Sagnac Interferometer
- We are going to have to completely rebuild the interferometer for this part so buckle up!
- Leave the two mirrors that guide the laser into the interferometer, but remove everything else. Place the beam cube splitter where you would like the interferometer to start. Use three mirrors to complete the apparatus as shown in Figure 3. You maybe have to remove the 50/50 beam splitter in order to use its mount. And you may have o get creative with how you bolt the mirror stands into the optical board. Use the alignment paddles to make sure that the counterpropagating beams are colinear.
- With the beams overlapping, the interferometer is immune to even surface defects in the mirrors and incredibly small vibrations.
- Use the crazy-looking stand that has a beam cube splitter on an angle.
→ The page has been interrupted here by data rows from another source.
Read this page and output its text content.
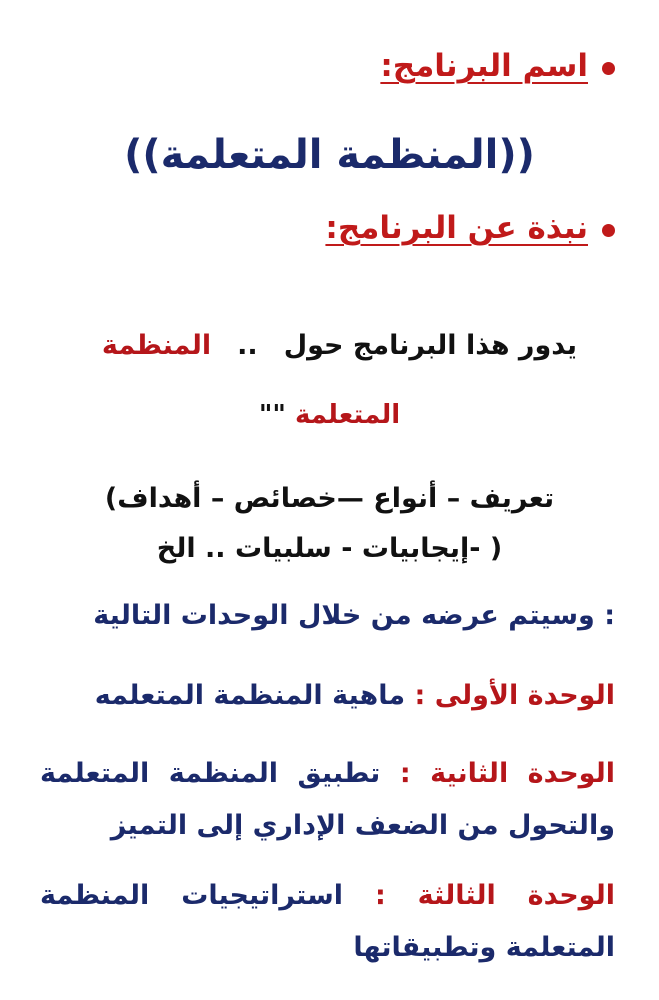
اسم البرنامج:
((المنظمة المتعلمة))
نبذة عن البرنامج:
يدور هذا البرنامج حول..المنظمة
المتعلمة ""
تعريف – أنواع —خصائص – أهداف)
( -إيجابيات - سلبيات .. الخ
: وسيتم عرضه من خلال الوحدات التالية
الوحدة الأولى : ماهية المنظمة المتعلمه
الوحدة الثانية : تطبيق المنظمة المتعلمة والتحول من الضعف الإداري إلى التميز
الوحدة الثالثة : استراتيجيات المنظمة المتعلمة وتطبيقاتها
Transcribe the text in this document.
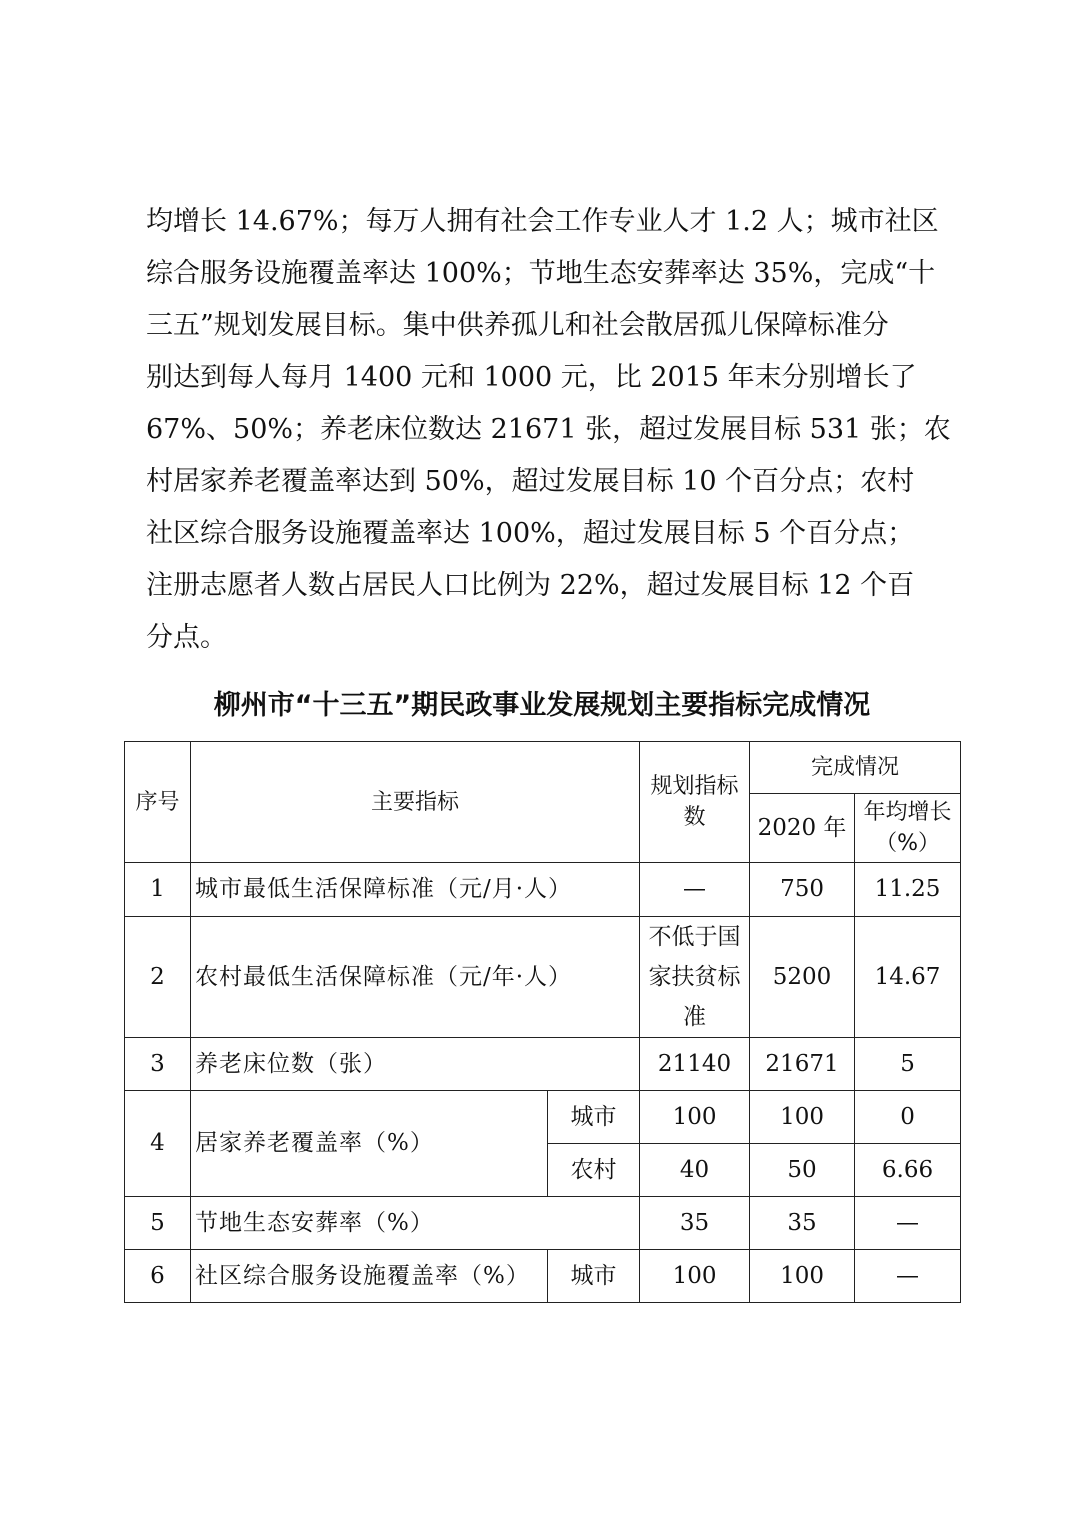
均增长 14.67%；每万人拥有社会工作专业人才 1.2 人；城市社区
综合服务设施覆盖率达 100%；节地生态安葬率达 35%，完成“十
三五”规划发展目标。集中供养孤儿和社会散居孤儿保障标准分
别达到每人每月 1400 元和 1000 元，比 2015 年末分别增长了
67%、50%；养老床位数达 21671 张，超过发展目标 531 张；农
村居家养老覆盖率达到 50%，超过发展目标 10 个百分点；农村
社区综合服务设施覆盖率达 100%，超过发展目标 5 个百分点；
注册志愿者人数占居民人口比例为 22%，超过发展目标 12 个百
分点。
柳州市“十三五”期民政事业发展规划主要指标完成情况
序号	主要指标		规划指标数	完成情况	
				2020 年	年均增长（%）
1	城市最低生活保障标准（元/月·人）		—	750	11.25
2	农村最低生活保障标准（元/年·人）		不低于国家扶贫标准	5200	14.67
3	养老床位数（张）		21140	21671	5
4	居家养老覆盖率（%）	城市	100	100	0
		农村	40	50	6.66
5	节地生态安葬率（%）		35	35	—
6	社区综合服务设施覆盖率（%）	城市	100	100	—
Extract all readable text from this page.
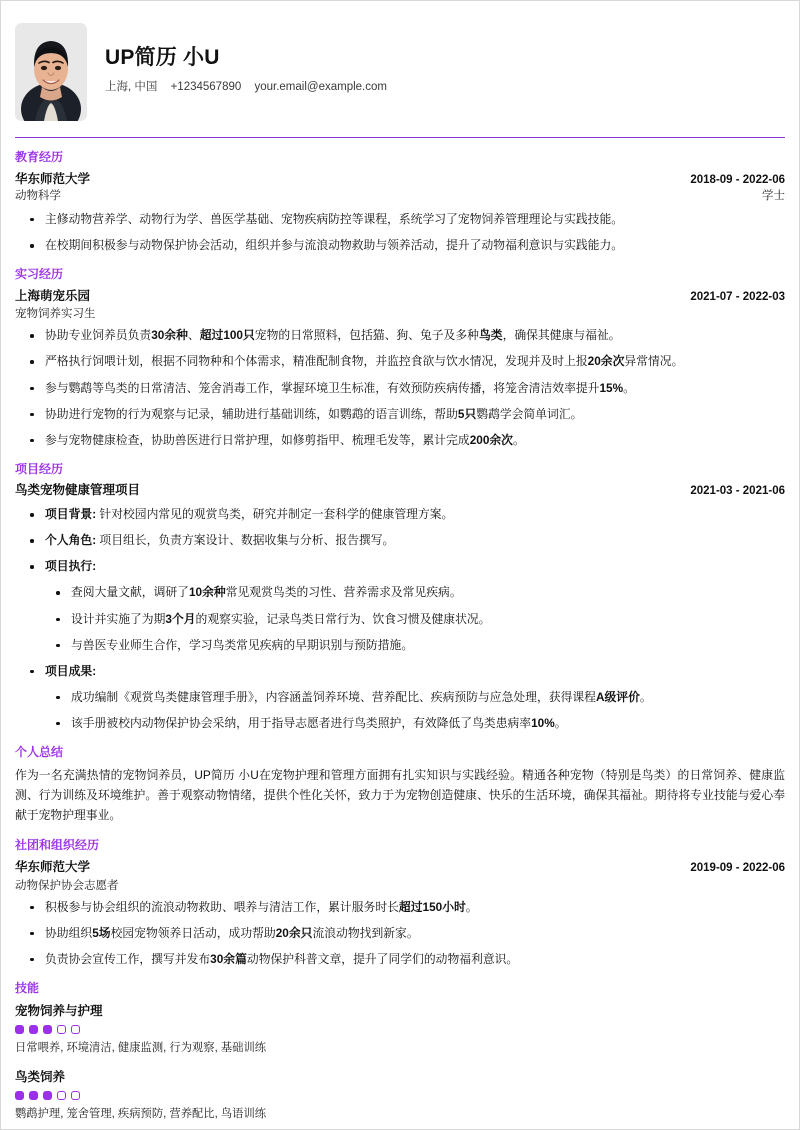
UP简历 小U
上海, 中国 +1234567890 your.email@example.com
教育经历
华东师范大学	2018-09 - 2022-06
动物科学	学士
主修动物营养学、动物行为学、兽医学基础、宠物疾病防控等课程，系统学习了宠物饲养管理理论与实践技能。
在校期间积极参与动物保护协会活动，组织并参与流浪动物救助与领养活动，提升了动物福利意识与实践能力。
实习经历
上海萌宠乐园	2021-07 - 2022-03
宠物饲养实习生
协助专业饲养员负责30余种、超过100只宠物的日常照料，包括猫、狗、兔子及多种鸟类，确保其健康与福祉。
严格执行饲喂计划，根据不同物种和个体需求，精准配制食物，并监控食欲与饮水情况，发现并及时上报20余次异常情况。
参与鹦鹉等鸟类的日常清洁、笼舍消毒工作，掌握环境卫生标准，有效预防疾病传播，将笼舍清洁效率提升15%。
协助进行宠物的行为观察与记录，辅助进行基础训练，如鹦鹉的语言训练，帮助5只鹦鹉学会简单词汇。
参与宠物健康检查，协助兽医进行日常护理，如修剪指甲、梳理毛发等，累计完成200余次。
项目经历
鸟类宠物健康管理项目	2021-03 - 2021-06
项目背景: 针对校园内常见的观赏鸟类，研究并制定一套科学的健康管理方案。
个人角色: 项目组长，负责方案设计、数据收集与分析、报告撰写。
项目执行:
查阅大量文献，调研了10余种常见观赏鸟类的习性、营养需求及常见疾病。
设计并实施了为期3个月的观察实验，记录鸟类日常行为、饮食习惯及健康状况。
与兽医专业师生合作，学习鸟类常见疾病的早期识别与预防措施。
项目成果:
成功编制《观赏鸟类健康管理手册》，内容涵盖饲养环境、营养配比、疾病预防与应急处理，获得课程A级评价。
该手册被校内动物保护协会采纳，用于指导志愿者进行鸟类照护，有效降低了鸟类患病率10%。
个人总结
作为一名充满热情的宠物饲养员，UP简历 小U在宠物护理和管理方面拥有扎实知识与实践经验。精通各种宠物（特别是鸟类）的日常饲养、健康监测、行为训练及环境维护。善于观察动物情绪，提供个性化关怀，致力于为宠物创造健康、快乐的生活环境，确保其福祉。期待将专业技能与爱心奉献于宠物护理事业。
社团和组织经历
华东师范大学	2019-09 - 2022-06
动物保护协会志愿者
积极参与协会组织的流浪动物救助、喂养与清洁工作，累计服务时长超过150小时。
协助组织5场校园宠物领养日活动，成功帮助20余只流浪动物找到新家。
负责协会宣传工作，撰写并发布30余篇动物保护科普文章，提升了同学们的动物福利意识。
技能
宠物饲养与护理
日常喂养, 环境清洁, 健康监测, 行为观察, 基础训练
鸟类饲养
鹦鹉护理, 笼舍管理, 疾病预防, 营养配比, 鸟语训练
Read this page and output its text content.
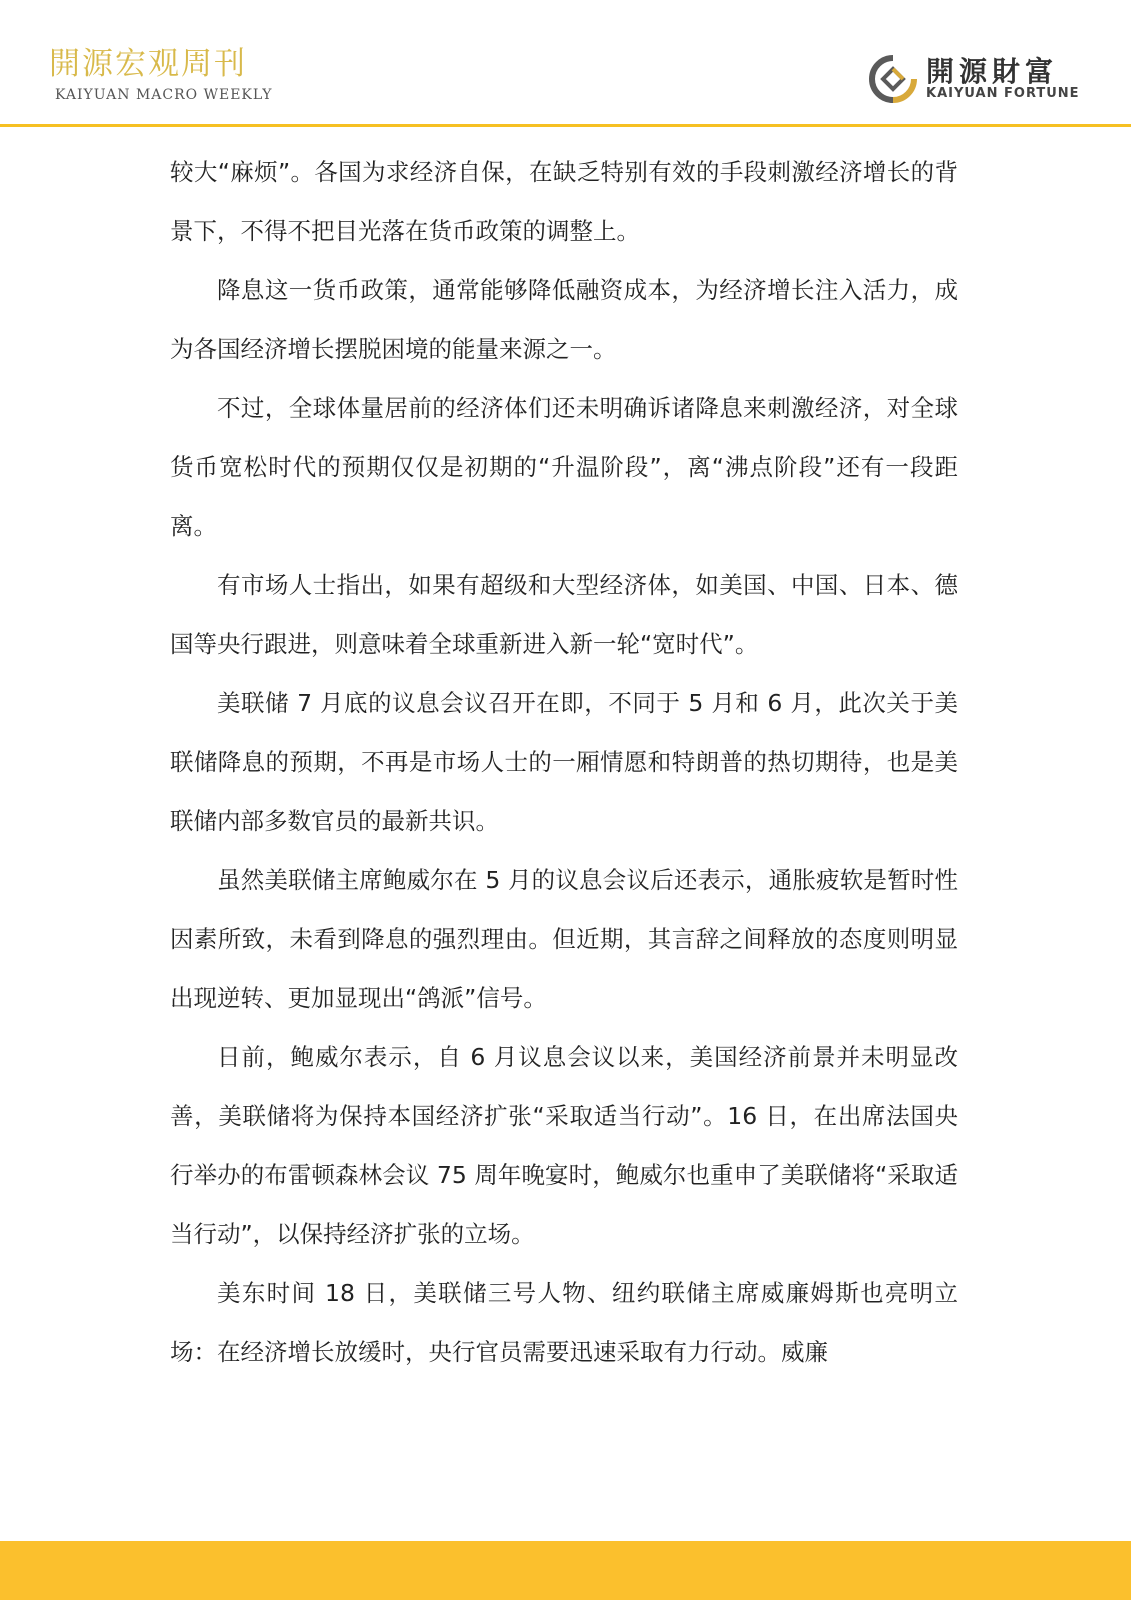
開源宏观周刊
KAIYUAN MACRO WEEKLY
開源財富
KAIYUAN FORTUNE

较大“麻烦”。各国为求经济自保，在缺乏特别有效的手段刺激经济增长的背景下，不得不把目光落在货币政策的调整上。

降息这一货币政策，通常能够降低融资成本，为经济增长注入活力，成为各国经济增长摆脱困境的能量来源之一。

不过，全球体量居前的经济体们还未明确诉诸降息来刺激经济，对全球货币宽松时代的预期仅仅是初期的“升温阶段”，离“沸点阶段”还有一段距离。

有市场人士指出，如果有超级和大型经济体，如美国、中国、日本、德国等央行跟进，则意味着全球重新进入新一轮“宽时代”。

美联储 7 月底的议息会议召开在即，不同于 5 月和 6 月，此次关于美联储降息的预期，不再是市场人士的一厢情愿和特朗普的热切期待，也是美联储内部多数官员的最新共识。

虽然美联储主席鲍威尔在 5 月的议息会议后还表示，通胀疲软是暂时性因素所致，未看到降息的强烈理由。但近期，其言辞之间释放的态度则明显出现逆转、更加显现出“鸽派”信号。

日前，鲍威尔表示，自 6 月议息会议以来，美国经济前景并未明显改善，美联储将为保持本国经济扩张“采取适当行动”。16 日，在出席法国央行举办的布雷顿森林会议 75 周年晚宴时，鲍威尔也重申了美联储将“采取适当行动”，以保持经济扩张的立场。

美东时间 18 日，美联储三号人物、纽约联储主席威廉姆斯也亮明立场：在经济增长放缓时，央行官员需要迅速采取有力行动。威廉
This piece separates the overlapped output beams so that they can each enter their own detector. But don’t place the photodiodes just yet
- Now use the translation stage of the very first mirror after the laser to translate the beams away from eachother. You need a large enough gap to fit the gas cell.
Index of Refraction Measurement
- Place the gas cell in one of the beams in the square of the interferometer.
- Talk to the TA or lab technician about how to operate the vacuum pump and gas valve system.
- Make sure you can see the outputs of the angled beam cube splitter on a piece of paper or on the wall on the other side of the room. Start slowly evacuating the glass cylinder. You should see the outputs of the angled beam cube splitter slowly blink.
- Install the photodiodes so that the output of the angled beam cube splitter show up on the oscilloscope. Adjust the resistor setting on the photodiode and DC offset to get the oscillating signal centered on 0 V. The count on the instrument should increase as you change the pressure in the gas cell.
- If everything is working, completely evacuate the gas cylinder, reset the counts on the instrument to zero, and slowly let the gas cylinder come back up to atmospheric pressure by opening the appropriate valve. You should get something between 50 and 100 counts for one atmosphere of air. So if you were used to taking index of refraction of air to be unity, you now know better!